Powłócząc nogami, zmierzam do domu.
- Jestem zmęczony, Jimin. Idę spać.
Jednak on i tak mnie dogania. Wyciągam z kieszeni klucz do drzwi, ale Jimin łapie mnie za rękę i nie pozwala jeszcze otworzyć.
- Słuchaj, rozumiem, że nie chcesz o tym mówić, ale powiem ci jedno, nim pójdziesz pogrążać się w rozpaczy...
- Jimin, błagam...
- Jongup to nie jest fajny gość. Nigdy nie był. Nie wiem, co ty w nim widziałeś. Ze wszystkimi się kłóci, kompletnie nie moża na nim polegać...
- Po co mi to wszystko mówisz? - Wyszarpuję rękę z jego uścisku.
- Wiem, że nie lubiłeś mnie tak, jak ja ciebie. Wiem, że wolałbyś być z nim i już dawno się z tym uporałem. Pogodziłem się i mi przeszło.
Ogarnia mnie totalne zawstydzenie. Mimo że wiedziałem, iż Jimin miał świadomość, że Jongup mi się podoba, to jednak to straszne słuchać, jak mówi o tym na głos.
- Ale nadal jestem twoim kumplem. - Wydaje się naprawdę przejęty. - I nie chcę już więcej patrzeć, jak marnujesz energię na tego kretyna. Przez cały czas bałeś się z nim porozmawiać o tym, co się między wami dzieje, ale gdybyś go zapytał, może odkryłbyś, że nie jest wart twojej sympatii.
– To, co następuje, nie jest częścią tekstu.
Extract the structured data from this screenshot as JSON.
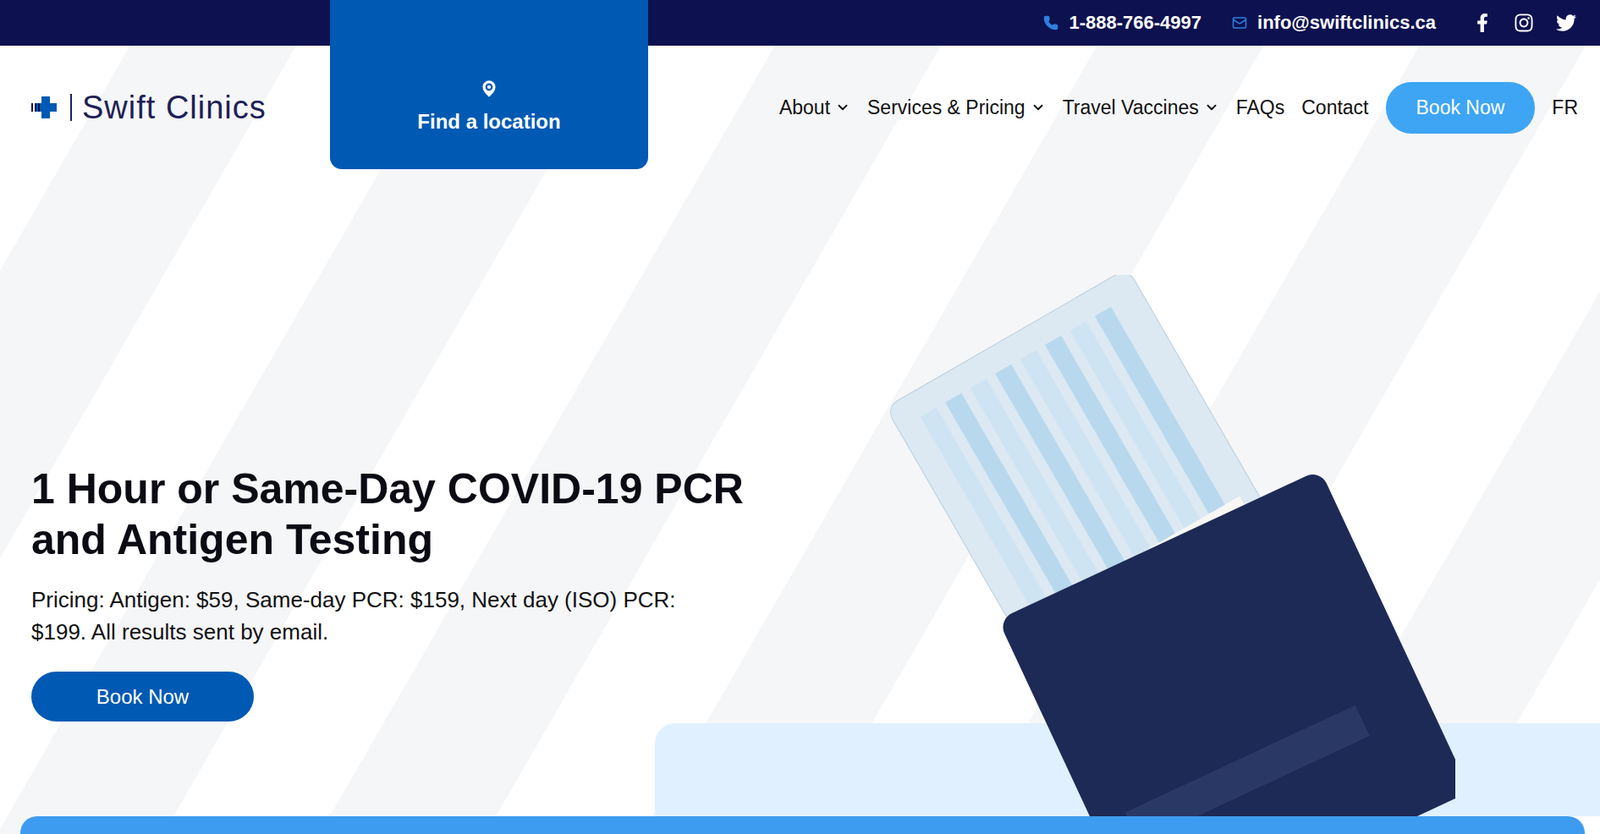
{
  "top_bar": {
    "phone": "1-888-766-4997",
    "email": "info@swiftclinics.ca"
  },
  "logo": {
    "text": "Swift Clinics"
  },
  "locator": {
    "label": "Find a location"
  },
  "nav": {
    "items": [
      {
        "label": "About",
        "has_menu": true
      },
      {
        "label": "Services & Pricing",
        "has_menu": true
      },
      {
        "label": "Travel Vaccines",
        "has_menu": true
      },
      {
        "label": "FAQs",
        "has_menu": false
      },
      {
        "label": "Contact",
        "has_menu": false
      }
    ],
    "cta": "Book Now",
    "language": "FR"
  },
  "hero": {
    "title": "1 Hour or Same-Day COVID-19 PCR and Antigen Testing",
    "subtitle": "Pricing: Antigen: $59, Same-day PCR: $159, Next day (ISO) PCR: $199. All results sent by email.",
    "button": "Book Now"
  }
}
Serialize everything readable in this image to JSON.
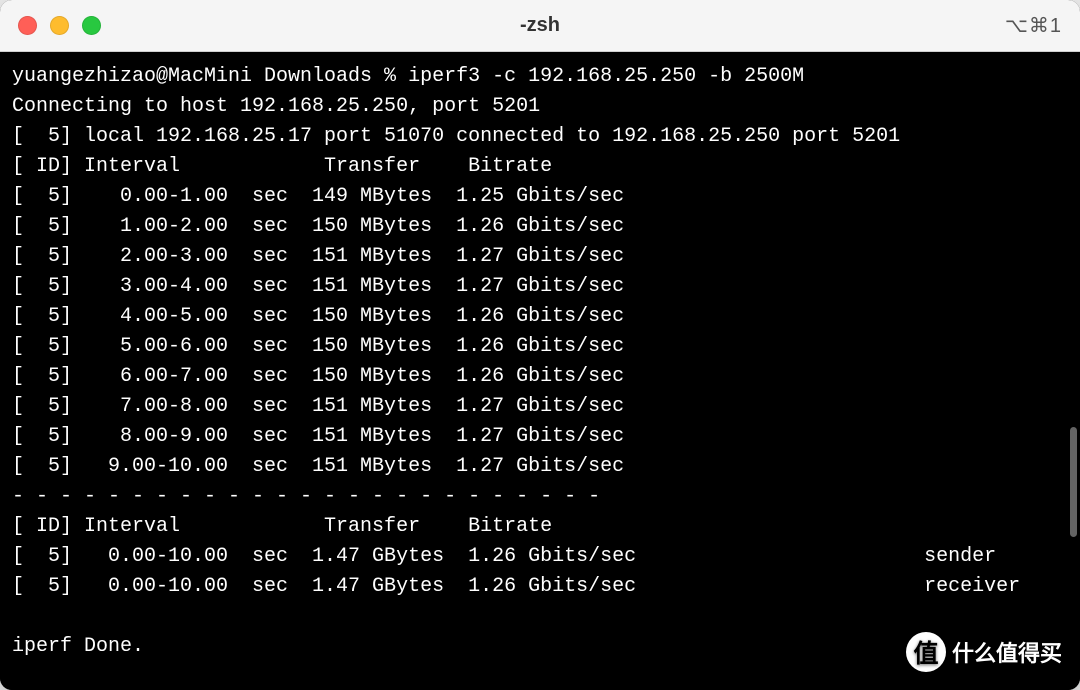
{
  "titlebar": {
    "title": "-zsh",
    "shortcut": "⌥⌘1"
  },
  "prompt": {
    "user": "yuangezhizao",
    "host": "MacMini",
    "cwd": "Downloads",
    "symbol": "%",
    "command": "iperf3 -c 192.168.25.250 -b 2500M"
  },
  "connecting_line": "Connecting to host 192.168.25.250, port 5201",
  "local_line": "[  5] local 192.168.25.17 port 51070 connected to 192.168.25.250 port 5201",
  "header": {
    "id": "[ ID]",
    "interval": "Interval",
    "transfer": "Transfer",
    "bitrate": "Bitrate"
  },
  "rows": [
    {
      "id": "[  5]",
      "interval": "0.00-1.00",
      "unit": "sec",
      "transfer": "149 MBytes",
      "bitrate": "1.25 Gbits/sec"
    },
    {
      "id": "[  5]",
      "interval": "1.00-2.00",
      "unit": "sec",
      "transfer": "150 MBytes",
      "bitrate": "1.26 Gbits/sec"
    },
    {
      "id": "[  5]",
      "interval": "2.00-3.00",
      "unit": "sec",
      "transfer": "151 MBytes",
      "bitrate": "1.27 Gbits/sec"
    },
    {
      "id": "[  5]",
      "interval": "3.00-4.00",
      "unit": "sec",
      "transfer": "151 MBytes",
      "bitrate": "1.27 Gbits/sec"
    },
    {
      "id": "[  5]",
      "interval": "4.00-5.00",
      "unit": "sec",
      "transfer": "150 MBytes",
      "bitrate": "1.26 Gbits/sec"
    },
    {
      "id": "[  5]",
      "interval": "5.00-6.00",
      "unit": "sec",
      "transfer": "150 MBytes",
      "bitrate": "1.26 Gbits/sec"
    },
    {
      "id": "[  5]",
      "interval": "6.00-7.00",
      "unit": "sec",
      "transfer": "150 MBytes",
      "bitrate": "1.26 Gbits/sec"
    },
    {
      "id": "[  5]",
      "interval": "7.00-8.00",
      "unit": "sec",
      "transfer": "151 MBytes",
      "bitrate": "1.27 Gbits/sec"
    },
    {
      "id": "[  5]",
      "interval": "8.00-9.00",
      "unit": "sec",
      "transfer": "151 MBytes",
      "bitrate": "1.27 Gbits/sec"
    },
    {
      "id": "[  5]",
      "interval": "9.00-10.00",
      "unit": "sec",
      "transfer": "151 MBytes",
      "bitrate": "1.27 Gbits/sec"
    }
  ],
  "separator": "- - - - - - - - - - - - - - - - - - - - - - - - -",
  "summary": [
    {
      "id": "[  5]",
      "interval": "0.00-10.00",
      "unit": "sec",
      "transfer": "1.47 GBytes",
      "bitrate": "1.26 Gbits/sec",
      "role": "sender"
    },
    {
      "id": "[  5]",
      "interval": "0.00-10.00",
      "unit": "sec",
      "transfer": "1.47 GBytes",
      "bitrate": "1.26 Gbits/sec",
      "role": "receiver"
    }
  ],
  "done_line": "iperf Done.",
  "watermark": {
    "icon_text": "值",
    "text": "什么值得买"
  }
}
Tyle że nie zapytałeś. Nigdy go o to nie pytałeś, prawda?
Jestem przytłoczony uczuciem zranienia. Ból jest nieznośny.
- Idź już sobie, proszę. Zostaw mnie - mówię szeptem.
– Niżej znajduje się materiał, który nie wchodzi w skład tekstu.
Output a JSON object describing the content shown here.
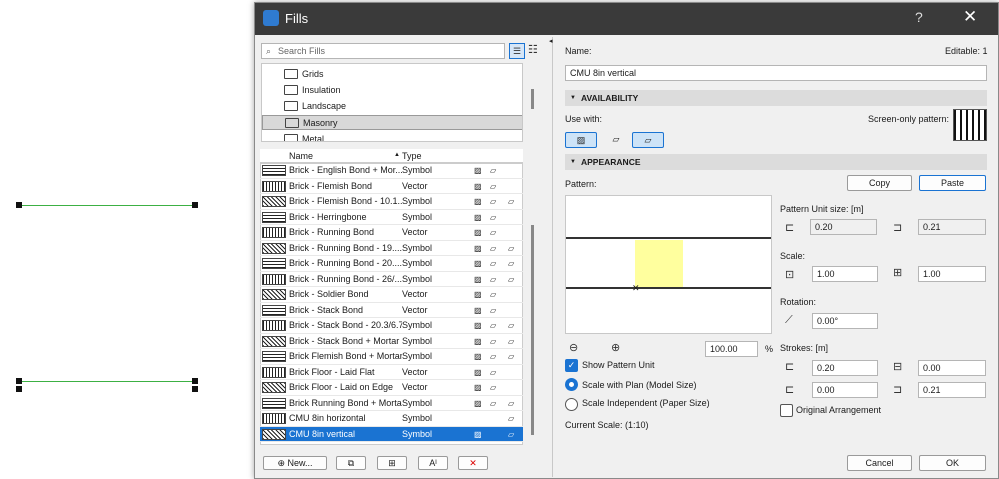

- Youngjae. - Jimin obniża ton głosu i czeka, aż na niego spojrzę. - Co by nie mówić, Momo i on postąpili źle, że ci nie powiedzieli. Zasługujesz na lepsze traktowanie. I mam nadzieję, że ten gość, z którym przed chwilą rozmawiałeś... - Jimin pokazuje na moją komórkę, którą trzymam w dłoni - ...to ktoś lepszy od Jongup'a.